The author’s notes provide insight into the world of non-hearing individuals and communicate some of the differences among individuals with hearing loss.  This book handles the subject matter in a fresh way, making for an enjoyable reading experience.

I’ve been reading through the series “Home Repair is Homicide” by Sarah Graves. The series is about a former money manager, Jacobia Tiptree, who moves to Eastport Maine to rehabilitate an old house. If you like murder mysteries with good characters I recommend it.

The series has been around awhile which is good in that I can read it at my pace but bad for a review of new library material. So I headed to the library’s new book shelf. As I scanned for an interesting title Louisiana Saves the Library by Emily Beck Cogburn caught my eye.

LouisianaI picked it up because it sounds like it belongs in the children’s department plus it has library in the title. After reading the cover I decided it wasn’t in the wrong place and might be a fun read.

Louisiana Richardson is a divorced mother of preschoolers Max and Zoe. Before the divorce she was a stay at home mom with a PhD who wrote articles on the history of public libraries. With an ex-husband who pays child support on his schedule writing articles wouldn’t pay the rent.

Her job search resulted in an offer from Louisiana A&M to be a professor in their library science department. Finding a friend in fellow professor Sylvia has helped, but a year later the culture and climate shock of the move from Iowa has not completely worn off. And now her job is in jeopardy. The state has cut funding for the university by 20% and the library science program is one that may be eliminated.

When the program is cut Louisiana, who is using the nickname Louise after one too many incredulous reactions to her full name, is in a panic. Sylvia however has come up with a solution to their joblessness. The Alligator Bayou Parish Library is in desperate need of two librarians.

Even though it will be less pay it seems like a godsend but Louise is less than thrilled. She visited this library while doing research for a book on the history of Louisiana public libraries. The collection was old and ugly and the library almost empty at a time when it should have been busy with moms and kids.
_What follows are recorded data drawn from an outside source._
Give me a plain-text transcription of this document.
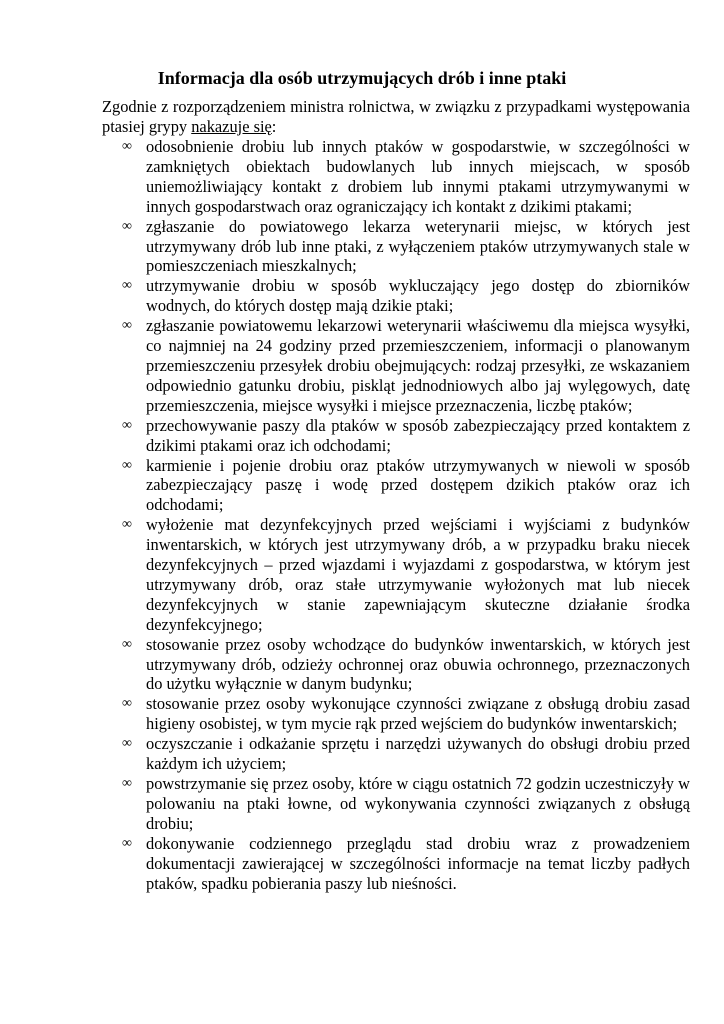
Informacja dla osób utrzymujących drób i inne ptaki
Zgodnie z rozporządzeniem ministra rolnictwa, w związku z przypadkami występowania ptasiej grypy nakazuje się:
∞ odosobnienie drobiu lub innych ptaków w gospodarstwie, w szczególności w zamkniętych obiektach budowlanych lub innych miejscach, w sposób uniemożliwiający kontakt z drobiem lub innymi ptakami utrzymywanymi w innych gospodarstwach oraz ograniczający ich kontakt z dzikimi ptakami;
∞ zgłaszanie do powiatowego lekarza weterynarii miejsc, w których jest utrzymywany drób lub inne ptaki, z wyłączeniem ptaków utrzymywanych stale w pomieszczeniach mieszkalnych;
∞ utrzymywanie drobiu w sposób wykluczający jego dostęp do zbiorników wodnych, do których dostęp mają dzikie ptaki;
∞ zgłaszanie powiatowemu lekarzowi weterynarii właściwemu dla miejsca wysyłki, co najmniej na 24 godziny przed przemieszczeniem, informacji o planowanym przemieszczeniu przesyłek drobiu obejmujących: rodzaj przesyłki, ze wskazaniem odpowiednio gatunku drobiu, piskląt jednodniowych albo jaj wylęgowych, datę przemieszczenia, miejsce wysyłki i miejsce przeznaczenia, liczbę ptaków;
∞ przechowywanie paszy dla ptaków w sposób zabezpieczający przed kontaktem z dzikimi ptakami oraz ich odchodami;
∞ karmienie i pojenie drobiu oraz ptaków utrzymywanych w niewoli w sposób zabezpieczający paszę i wodę przed dostępem dzikich ptaków oraz ich odchodami;
∞ wyłożenie mat dezynfekcyjnych przed wejściami i wyjściami z budynków inwentarskich, w których jest utrzymywany drób, a w przypadku braku niecek dezynfekcyjnych – przed wjazdami i wyjazdami z gospodarstwa, w którym jest utrzymywany drób, oraz stałe utrzymywanie wyłożonych mat lub niecek dezynfekcyjnych w stanie zapewniającym skuteczne działanie środka dezynfekcyjnego;
∞ stosowanie przez osoby wchodzące do budynków inwentarskich, w których jest utrzymywany drób, odzieży ochronnej oraz obuwia ochronnego, przeznaczonych do użytku wyłącznie w danym budynku;
∞ stosowanie przez osoby wykonujące czynności związane z obsługą drobiu zasad higieny osobistej, w tym mycie rąk przed wejściem do budynków inwentarskich;
∞ oczyszczanie i odkażanie sprzętu i narzędzi używanych do obsługi drobiu przed każdym ich użyciem;
∞ powstrzymanie się przez osoby, które w ciągu ostatnich 72 godzin uczestniczyły w polowaniu na ptaki łowne, od wykonywania czynności związanych z obsługą drobiu;
∞ dokonywanie codziennego przeglądu stad drobiu wraz z prowadzeniem dokumentacji zawierającej w szczególności informacje na temat liczby padłych ptaków, spadku pobierania paszy lub nieśności.
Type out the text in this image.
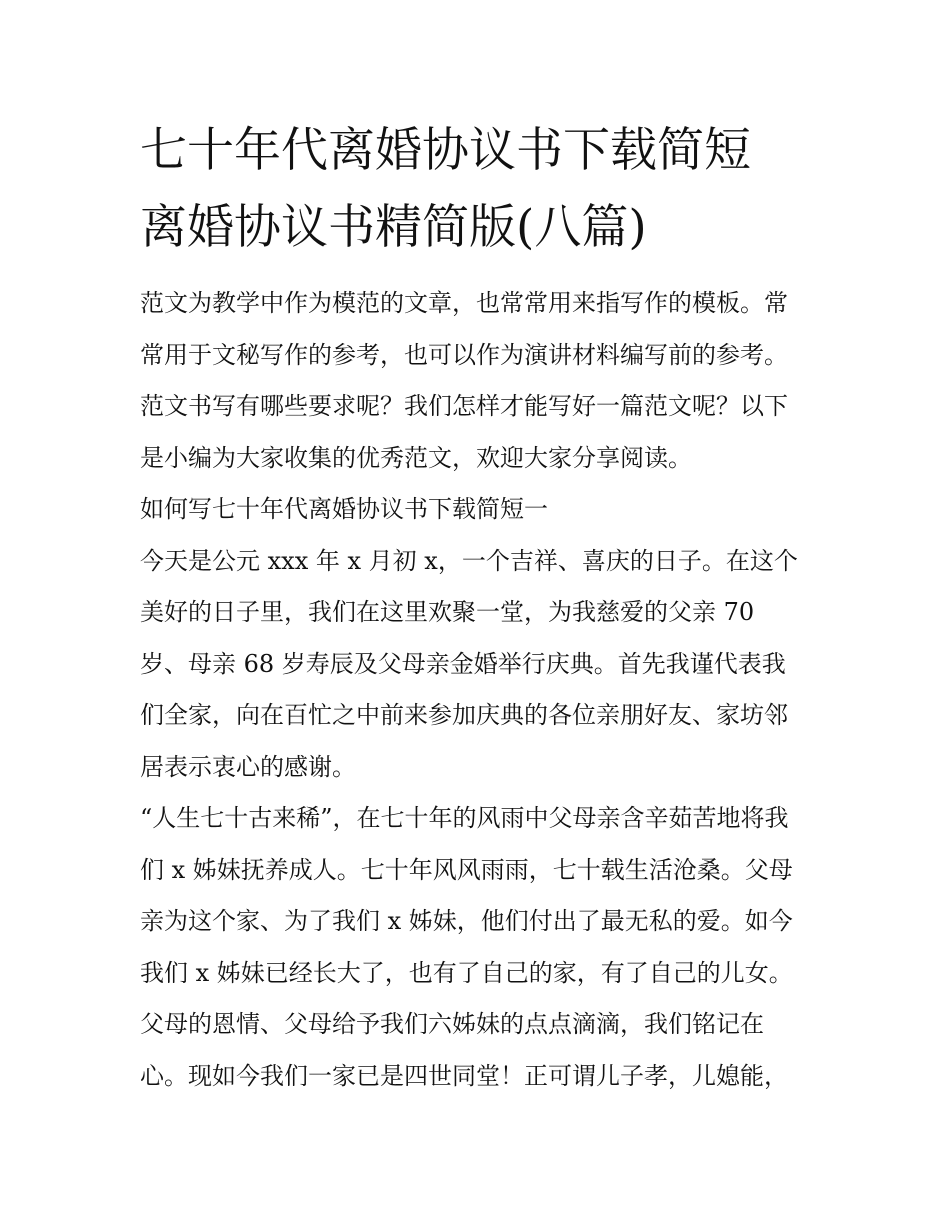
七十年代离婚协议书下载简短
离婚协议书精简版(八篇)
范文为教学中作为模范的文章，也常常用来指写作的模板。常
常用于文秘写作的参考，也可以作为演讲材料编写前的参考。
范文书写有哪些要求呢？我们怎样才能写好一篇范文呢？以下
是小编为大家收集的优秀范文，欢迎大家分享阅读。
如何写七十年代离婚协议书下载简短一
今天是公元 xxx 年 x 月初 x，一个吉祥、喜庆的日子。在这个
美好的日子里，我们在这里欢聚一堂，为我慈爱的父亲 70
岁、母亲 68 岁寿辰及父母亲金婚举行庆典。首先我谨代表我
们全家，向在百忙之中前来参加庆典的各位亲朋好友、家坊邻
居表示衷心的感谢。
“人生七十古来稀”，在七十年的风雨中父母亲含辛茹苦地将我
们 x 姊妹抚养成人。七十年风风雨雨，七十载生活沧桑。父母
亲为这个家、为了我们 x 姊妹，他们付出了最无私的爱。如今
我们 x 姊妹已经长大了，也有了自己的家，有了自己的儿女。
父母的恩情、父母给予我们六姊妹的点点滴滴，我们铭记在
心。现如今我们一家已是四世同堂！正可谓儿子孝，儿媳能，
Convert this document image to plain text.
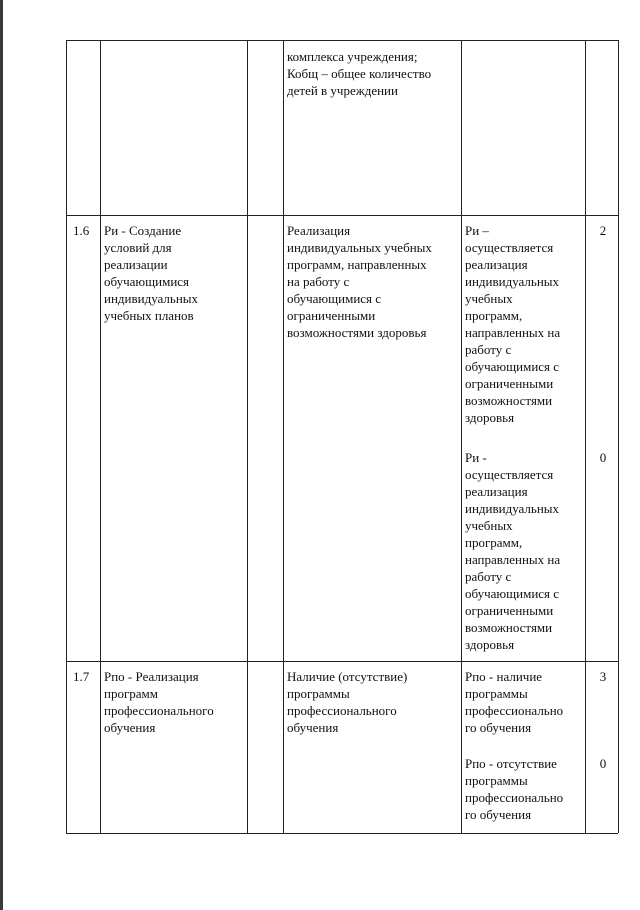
комплекса учреждения;
Кобщ – общее количество
детей в учреждении

1.6 Ри - Создание
условий для
реализации
обучающимися
индивидуальных
учебных планов

Реализация
индивидуальных учебных
программ, направленных
на работу с
обучающимися с
ограниченными
возможностями здоровья

Ри –
осуществляется
реализация
индивидуальных
учебных
программ,
направленных на
работу с
обучающимися с
ограниченными
возможностями
здоровья

2

Ри -
осуществляется
реализация
индивидуальных
учебных
программ,
направленных на
работу с
обучающимися с
ограниченными
возможностями
здоровья

0

1.7 Рпо - Реализация
программ
профессионального
обучения

Наличие (отсутствие)
программы
профессионального
обучения

Рпо - наличие
программы
профессионально
го обучения

3

Рпо - отсутствие
программы
профессионально
го обучения

0
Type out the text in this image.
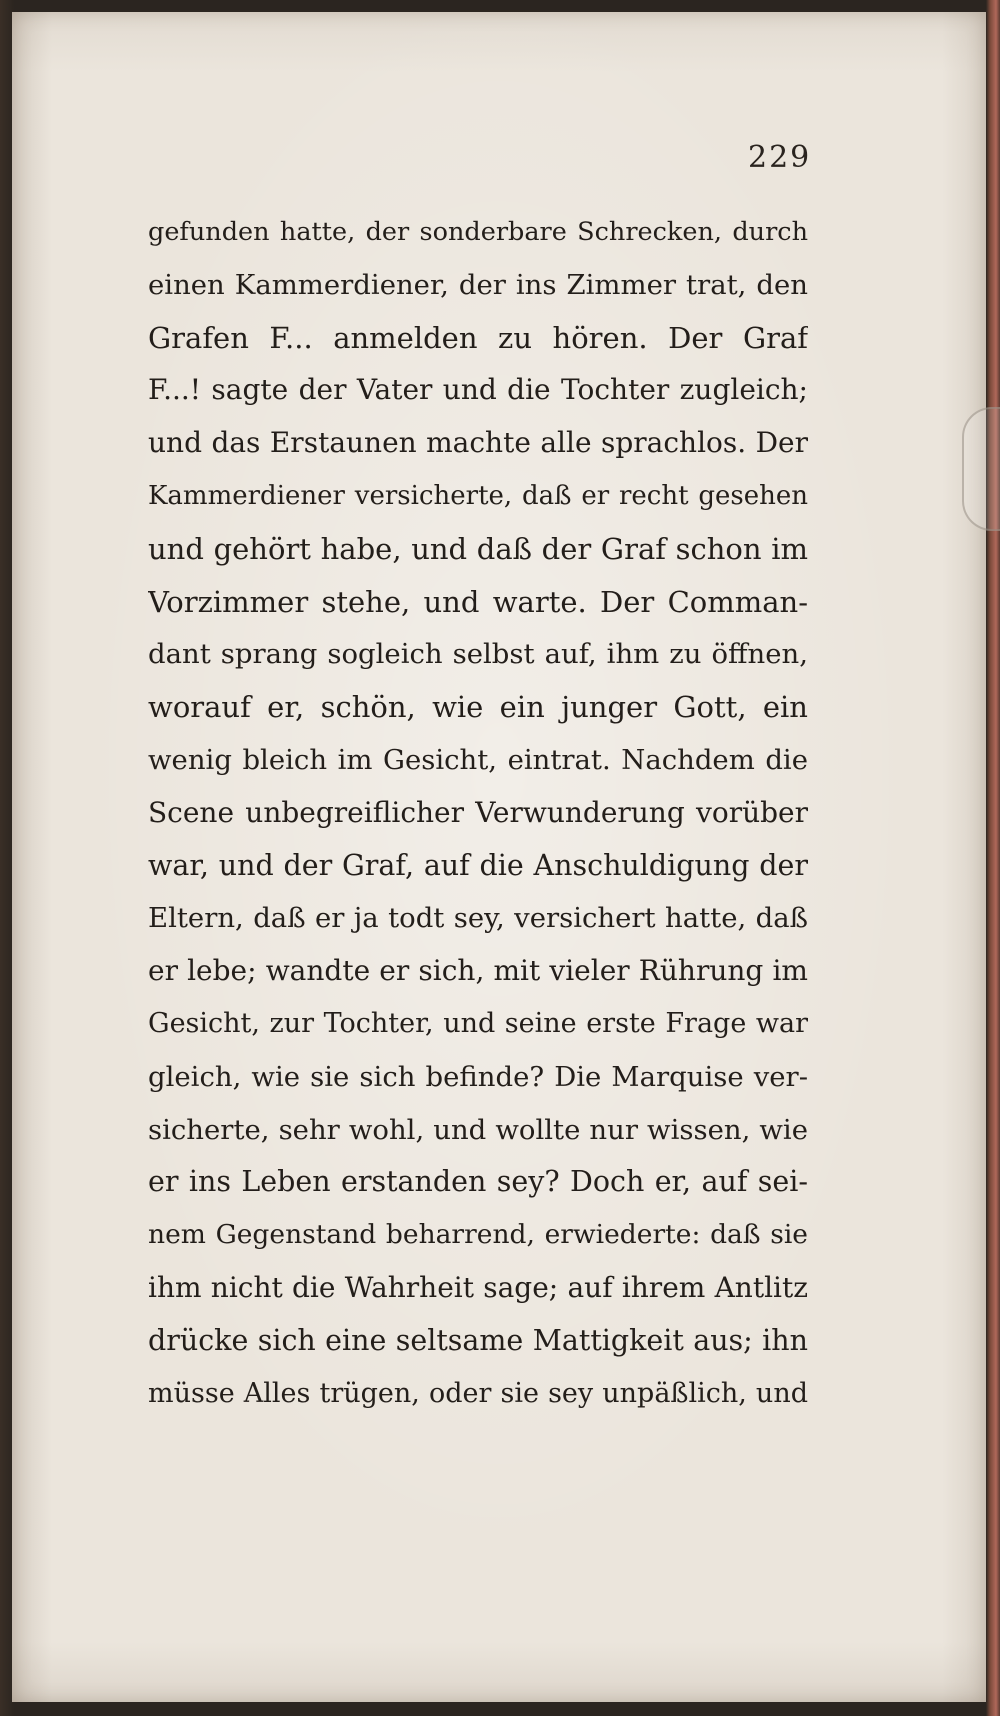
229
gefunden hatte, der sonderbare Schrecken, durch
einen Kammerdiener, der ins Zimmer trat, den
Grafen F... anmelden zu hören. Der Graf
F...! sagte der Vater und die Tochter zugleich;
und das Erstaunen machte alle sprachlos. Der
Kammerdiener versicherte, daß er recht gesehen
und gehört habe, und daß der Graf schon im
Vorzimmer stehe, und warte. Der Comman-
dant sprang sogleich selbst auf, ihm zu öffnen,
worauf er, schön, wie ein junger Gott, ein
wenig bleich im Gesicht, eintrat. Nachdem die
Scene unbegreiflicher Verwunderung vorüber
war, und der Graf, auf die Anschuldigung der
Eltern, daß er ja todt sey, versichert hatte, daß
er lebe; wandte er sich, mit vieler Rührung im
Gesicht, zur Tochter, und seine erste Frage war
gleich, wie sie sich befinde? Die Marquise ver-
sicherte, sehr wohl, und wollte nur wissen, wie
er ins Leben erstanden sey? Doch er, auf sei-
nem Gegenstand beharrend, erwiederte: daß sie
ihm nicht die Wahrheit sage; auf ihrem Antlitz
drücke sich eine seltsame Mattigkeit aus; ihn
müsse Alles trügen, oder sie sey unpäßlich, und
She can’t imagine working daily in such a depressing place. But with no unemployment benefits for public employees, the ex-husband who still can’t send child support in a timely manner and academic jobs unavailable for at least 6 months, Alligator Bayou is it.

It doesn’t take long for Louise and Sylvia to settle in and begin making changes. Despite the reluctance of the library director hours are extended into the evening.  Programs for teens are added as well as a book club and cooking classes for adults.  The weekly Zumba class is a big hit and new materials are getting on the shelf faster and checking out.

But not everyone is happy with the changes. Library Director Foley wants his old library back and the most powerful member of the police jury, Mrs. Gunderson, thinks libraries are obsolete. She sees no need to waste funds on a library when everyone has the internet.

The police jury, similar to our county commissioners, approves funds for the library. They also must approve placing a levy increase for the library on the ballot. When Mrs. Gunderson’s influence puts both things in jeopardy the future of the library, along with Louise and Sylvia’s jobs, is on the line.

When the situation goes from bad to worse Louise and Sylvia need help. It will take all of Alligator Bayou if the library is to be saved.

This is a light entertaining read with a little humor, family drama, and a hunky strawberry farmer thrown in the mix. If you are looking for a great piece of literature that will pass the test of time, I’d skip this title. However if you love libraries and stories with good characters I recommend you give it a try.